DES MOINES, Iowa -- Like many Iowans, Emily Wharton makes zero excuses when it comes to winter. "This is Iowa. You put your boots on, you put your coat on and you go out there and trudge through it like everybody else," she said. Unlike mos, Emily is blind. "Normally you are gonna hit the grass line, so in the winter time it is the snow line," she said with a laugh.
Also serving as the Director for the Iowa Department for the Blind, she really appreciates clear walkways during the winter. "You walk up one block and for a while it is just trudge, trudge and then it opens up and that is nice, then trudge, trudge, trudge," she said.
Her secret weapon no matter the terrain. The "Iowa Cane," made of a thick flexible fiberglass with a metal tip that can bend in a tall snowbank she can navigate. "I don't leave home without it. It is my American Express Card, it is my arm," said Emily.
In the winter, Emily also alters her usual tapping to a more scraping technique. She said, "If there's any slick spot or ice or anything, I want to catch that before." Snow and ice doesn't just make things slippery, it also acts as a sound barrier, muffling noises the blind community needs to navigate. Emily said, "Particularly if you go outside right after a snow storm. The way the cars tires sound, I think I would have heard it a little sooner if there weren't as much muffle because I didn't hear it until it came really close."

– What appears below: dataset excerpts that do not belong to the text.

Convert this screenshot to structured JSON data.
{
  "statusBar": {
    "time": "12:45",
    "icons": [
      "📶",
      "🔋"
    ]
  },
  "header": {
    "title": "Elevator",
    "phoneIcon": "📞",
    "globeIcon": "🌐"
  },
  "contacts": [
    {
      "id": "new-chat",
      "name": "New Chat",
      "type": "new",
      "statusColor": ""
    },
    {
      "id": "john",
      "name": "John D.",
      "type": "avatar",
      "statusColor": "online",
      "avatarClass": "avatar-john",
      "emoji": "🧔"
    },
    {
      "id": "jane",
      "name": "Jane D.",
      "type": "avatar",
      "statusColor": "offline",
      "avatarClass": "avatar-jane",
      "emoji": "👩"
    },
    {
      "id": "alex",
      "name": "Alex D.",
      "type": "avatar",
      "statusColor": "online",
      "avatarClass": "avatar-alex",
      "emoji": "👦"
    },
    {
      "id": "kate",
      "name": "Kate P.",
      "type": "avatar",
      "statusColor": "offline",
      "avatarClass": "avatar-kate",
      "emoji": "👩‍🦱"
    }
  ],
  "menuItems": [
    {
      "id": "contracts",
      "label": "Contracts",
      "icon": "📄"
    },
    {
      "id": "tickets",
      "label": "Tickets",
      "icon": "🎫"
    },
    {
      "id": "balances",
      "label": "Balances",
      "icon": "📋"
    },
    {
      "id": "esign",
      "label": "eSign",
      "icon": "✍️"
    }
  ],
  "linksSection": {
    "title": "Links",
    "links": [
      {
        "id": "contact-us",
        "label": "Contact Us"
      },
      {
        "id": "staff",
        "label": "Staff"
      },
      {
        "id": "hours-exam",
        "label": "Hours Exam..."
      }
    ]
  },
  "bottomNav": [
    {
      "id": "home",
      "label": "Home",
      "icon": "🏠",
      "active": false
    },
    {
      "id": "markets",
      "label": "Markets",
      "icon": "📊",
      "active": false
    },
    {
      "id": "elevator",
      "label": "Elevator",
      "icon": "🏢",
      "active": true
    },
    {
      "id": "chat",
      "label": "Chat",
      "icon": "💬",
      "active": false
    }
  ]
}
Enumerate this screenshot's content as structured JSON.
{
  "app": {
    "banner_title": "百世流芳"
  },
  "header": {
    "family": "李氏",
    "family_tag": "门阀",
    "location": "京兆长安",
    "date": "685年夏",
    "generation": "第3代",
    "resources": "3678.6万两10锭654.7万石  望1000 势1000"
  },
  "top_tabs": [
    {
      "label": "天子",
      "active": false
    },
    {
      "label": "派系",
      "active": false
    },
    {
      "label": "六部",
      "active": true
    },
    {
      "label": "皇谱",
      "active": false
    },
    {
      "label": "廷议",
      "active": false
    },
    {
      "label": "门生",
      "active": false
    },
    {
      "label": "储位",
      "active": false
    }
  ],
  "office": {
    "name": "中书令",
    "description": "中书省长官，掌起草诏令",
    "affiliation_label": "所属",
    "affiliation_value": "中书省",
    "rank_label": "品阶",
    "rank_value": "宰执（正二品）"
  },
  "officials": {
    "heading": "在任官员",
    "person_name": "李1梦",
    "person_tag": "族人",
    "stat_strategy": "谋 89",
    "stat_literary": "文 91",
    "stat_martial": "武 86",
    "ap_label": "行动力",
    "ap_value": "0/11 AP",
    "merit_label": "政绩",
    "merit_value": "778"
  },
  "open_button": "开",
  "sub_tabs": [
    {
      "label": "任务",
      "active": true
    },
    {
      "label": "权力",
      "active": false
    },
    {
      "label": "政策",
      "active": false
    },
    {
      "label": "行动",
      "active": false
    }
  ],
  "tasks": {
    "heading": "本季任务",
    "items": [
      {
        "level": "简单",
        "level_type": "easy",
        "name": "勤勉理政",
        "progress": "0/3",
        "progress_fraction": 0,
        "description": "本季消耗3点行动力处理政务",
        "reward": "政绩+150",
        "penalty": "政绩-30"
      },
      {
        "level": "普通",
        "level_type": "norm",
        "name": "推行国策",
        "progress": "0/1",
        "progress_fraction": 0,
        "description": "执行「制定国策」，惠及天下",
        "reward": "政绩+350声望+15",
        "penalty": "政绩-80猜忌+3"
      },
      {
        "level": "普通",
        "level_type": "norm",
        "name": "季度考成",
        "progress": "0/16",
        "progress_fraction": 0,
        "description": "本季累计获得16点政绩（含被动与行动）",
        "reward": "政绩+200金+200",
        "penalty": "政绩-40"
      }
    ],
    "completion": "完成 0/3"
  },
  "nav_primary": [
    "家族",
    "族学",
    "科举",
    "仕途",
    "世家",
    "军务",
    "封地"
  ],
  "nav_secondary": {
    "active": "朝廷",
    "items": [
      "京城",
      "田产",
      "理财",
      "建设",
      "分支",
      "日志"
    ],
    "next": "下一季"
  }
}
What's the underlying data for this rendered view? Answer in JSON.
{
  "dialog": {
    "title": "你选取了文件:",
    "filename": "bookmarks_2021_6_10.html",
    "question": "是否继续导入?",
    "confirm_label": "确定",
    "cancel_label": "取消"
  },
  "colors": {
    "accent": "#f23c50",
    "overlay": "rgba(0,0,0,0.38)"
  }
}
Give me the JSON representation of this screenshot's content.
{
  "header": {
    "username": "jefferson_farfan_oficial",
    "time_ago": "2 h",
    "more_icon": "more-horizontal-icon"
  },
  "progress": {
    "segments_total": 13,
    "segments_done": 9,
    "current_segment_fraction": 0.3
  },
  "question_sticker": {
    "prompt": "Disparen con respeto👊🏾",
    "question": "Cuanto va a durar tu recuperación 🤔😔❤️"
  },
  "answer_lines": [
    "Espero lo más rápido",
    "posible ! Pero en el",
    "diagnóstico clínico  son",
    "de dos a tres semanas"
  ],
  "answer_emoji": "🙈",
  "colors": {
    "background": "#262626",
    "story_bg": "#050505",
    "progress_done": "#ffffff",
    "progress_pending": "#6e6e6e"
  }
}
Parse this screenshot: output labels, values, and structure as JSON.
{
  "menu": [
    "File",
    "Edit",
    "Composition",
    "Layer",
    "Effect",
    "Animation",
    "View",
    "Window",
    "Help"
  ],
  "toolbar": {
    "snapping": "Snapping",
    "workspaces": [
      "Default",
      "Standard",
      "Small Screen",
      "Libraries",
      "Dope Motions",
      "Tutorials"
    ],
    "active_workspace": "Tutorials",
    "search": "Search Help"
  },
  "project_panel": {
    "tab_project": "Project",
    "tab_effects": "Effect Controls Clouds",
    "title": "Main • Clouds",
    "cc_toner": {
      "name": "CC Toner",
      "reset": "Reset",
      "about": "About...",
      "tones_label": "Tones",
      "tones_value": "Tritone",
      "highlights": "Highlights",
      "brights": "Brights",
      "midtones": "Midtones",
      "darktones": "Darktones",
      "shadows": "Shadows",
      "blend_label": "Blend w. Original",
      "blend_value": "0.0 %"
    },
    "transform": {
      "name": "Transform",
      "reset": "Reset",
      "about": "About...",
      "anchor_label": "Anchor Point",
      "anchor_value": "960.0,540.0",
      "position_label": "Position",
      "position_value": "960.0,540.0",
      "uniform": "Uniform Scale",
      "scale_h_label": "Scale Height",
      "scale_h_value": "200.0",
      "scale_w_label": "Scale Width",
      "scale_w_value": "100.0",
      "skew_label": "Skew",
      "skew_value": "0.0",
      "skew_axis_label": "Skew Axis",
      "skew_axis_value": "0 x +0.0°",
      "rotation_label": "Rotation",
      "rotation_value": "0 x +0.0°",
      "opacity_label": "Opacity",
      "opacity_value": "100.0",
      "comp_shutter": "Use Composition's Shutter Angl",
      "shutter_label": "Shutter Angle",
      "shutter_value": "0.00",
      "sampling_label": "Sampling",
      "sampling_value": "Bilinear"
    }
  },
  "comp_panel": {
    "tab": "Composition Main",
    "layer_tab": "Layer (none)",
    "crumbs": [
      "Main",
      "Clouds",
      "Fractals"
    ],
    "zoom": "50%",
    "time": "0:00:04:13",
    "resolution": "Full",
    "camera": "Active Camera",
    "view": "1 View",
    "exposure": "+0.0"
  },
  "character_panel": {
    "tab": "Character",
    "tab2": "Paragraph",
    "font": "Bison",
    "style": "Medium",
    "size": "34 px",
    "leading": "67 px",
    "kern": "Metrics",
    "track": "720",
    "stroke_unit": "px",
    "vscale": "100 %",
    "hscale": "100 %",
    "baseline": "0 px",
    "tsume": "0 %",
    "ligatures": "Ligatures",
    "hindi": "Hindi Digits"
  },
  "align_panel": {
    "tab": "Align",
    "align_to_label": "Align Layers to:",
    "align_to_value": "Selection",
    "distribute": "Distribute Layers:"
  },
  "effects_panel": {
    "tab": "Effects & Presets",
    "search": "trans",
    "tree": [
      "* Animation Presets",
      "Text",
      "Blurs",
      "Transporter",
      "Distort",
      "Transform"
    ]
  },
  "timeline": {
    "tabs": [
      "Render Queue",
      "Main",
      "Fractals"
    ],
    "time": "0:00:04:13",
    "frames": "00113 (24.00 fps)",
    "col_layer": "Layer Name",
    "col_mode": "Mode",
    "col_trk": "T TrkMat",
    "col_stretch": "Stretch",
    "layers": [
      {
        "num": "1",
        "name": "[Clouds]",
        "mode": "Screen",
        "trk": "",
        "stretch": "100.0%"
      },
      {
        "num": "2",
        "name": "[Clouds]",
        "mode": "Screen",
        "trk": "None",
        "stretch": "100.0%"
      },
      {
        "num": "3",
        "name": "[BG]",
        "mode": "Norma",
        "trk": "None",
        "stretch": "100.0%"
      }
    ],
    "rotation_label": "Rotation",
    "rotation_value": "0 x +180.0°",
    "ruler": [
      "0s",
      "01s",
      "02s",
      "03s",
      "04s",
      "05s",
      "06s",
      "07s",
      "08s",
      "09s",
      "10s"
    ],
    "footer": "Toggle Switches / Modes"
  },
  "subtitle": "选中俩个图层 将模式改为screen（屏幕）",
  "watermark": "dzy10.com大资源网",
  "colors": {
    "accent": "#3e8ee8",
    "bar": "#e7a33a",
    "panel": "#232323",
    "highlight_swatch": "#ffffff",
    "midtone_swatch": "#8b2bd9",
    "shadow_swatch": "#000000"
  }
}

With practice, Emily has adjusted and she teaches those who utilize the Department of the Blind to embrace all obstacles. "There's so much to do in life and that is really a big part of our mission." Fortunately for Iowans it is a mission that unlike the snow will not melt away. "You don't have to let blindness stop you from doing what you need to do and you don't need to let winter stop you from doing what you need to do either," said Emily.